DBS economist Chua Han Teng said: “Singapore’s small and open economy remains highly indirectly vulnerable to a potential global economic slowdown induced by rising global protectionism, even as it faces limited direct US tariff risks.”
Within the overall PMI, input prices contracted for the second straight month, he noted.

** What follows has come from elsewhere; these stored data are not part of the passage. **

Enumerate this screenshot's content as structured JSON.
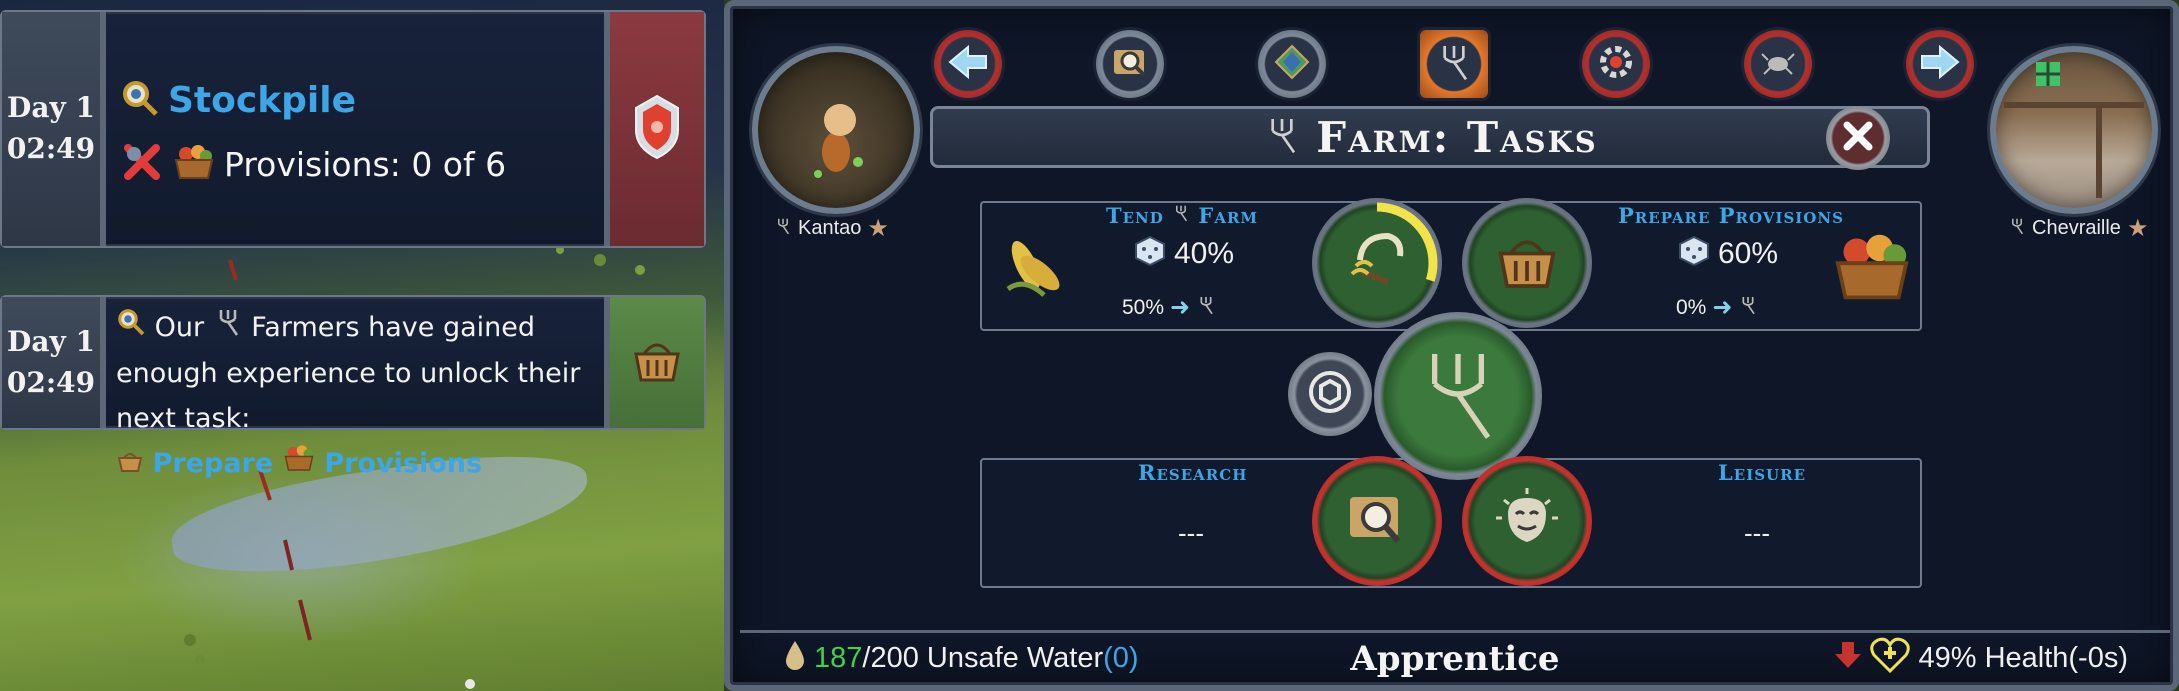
{
  "notifications": [
    {
      "day": "Day 1",
      "time": "02:49",
      "title": "Stockpile",
      "provisions_text": "Provisions: 0 of 6",
      "icons": [
        "magnifier-icon",
        "cancel-x-icon",
        "provisions-basket-icon",
        "shield-marker-icon"
      ]
    },
    {
      "day": "Day 1",
      "time": "02:49",
      "text_part1": "Our",
      "text_part2": "Farmers have gained enough experience to unlock their next task:",
      "link1": "Prepare",
      "link2": "Provisions",
      "icons": [
        "magnifier-icon",
        "pitchfork-icon",
        "basket-icon"
      ]
    }
  ],
  "panel": {
    "title": "Farm: Tasks",
    "left_villager": "Kantao",
    "right_villager": "Chevraille",
    "nav_icons": [
      "back-arrow-icon",
      "inspect-icon",
      "map-icon",
      "farm-pitchfork-icon",
      "settings-gear-icon",
      "disease-icon",
      "forward-arrow-icon"
    ]
  },
  "tasks": {
    "tend_farm": {
      "label_a": "Tend",
      "label_b": "Farm",
      "chance": "40%",
      "rate": "50%",
      "progress": 0.3
    },
    "prepare_provisions": {
      "label": "Prepare Provisions",
      "chance": "60%",
      "rate": "0%"
    },
    "research": {
      "label": "Research",
      "value": "---"
    },
    "leisure": {
      "label": "Leisure",
      "value": "---"
    }
  },
  "status": {
    "water_current": "187",
    "water_rest": "/200 Unsafe Water",
    "water_extra": "(0)",
    "rank": "Apprentice",
    "health": "49% Health(-0s)"
  },
  "colors": {
    "link_blue": "#3ca6e6",
    "water_green": "#3fd34a",
    "water_blue": "#3ca6e6",
    "health_yellow": "#f1e34a",
    "alert_red": "#c4332f"
  }
}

This implies easing manufacturing input costs, with disinflationary risks possibly rising if global demand weakens.
Regional trends
The regional picture was mixed, with continued expansion in some markets but contraction in others.
China’s official PMI rose to 50.5 in March – a 12-month high – from 50.2 a month prior.
China’s Caixin PMI, which tracks smaller private manufacturers, rose to a four-month high of 51.2 in March, in its sixth straight month of expansion.
Barclays economists Zhou Yingke, Zhang Ying and Chang Jian noted that the rise in China’s official PMI slightly exceeded the expectations of both the market and the banks.
But two straight months of improvement in new export orders appear inconsistent with declining exports and heightened US trade tensions.
“Looking ahead, we remain sceptical of any sustained and visible recovery in domestic demand, including consumption,” they wrote.
Indonesia’s PMI stayed in expansion, but dipped to 52.4 from 53.6 before.
Thailand’s PMI slipped into contraction territory, falling 0.7 point to 49.9; Malaysia’s stayed in contraction mode, dropping 0.9 point to 48.8.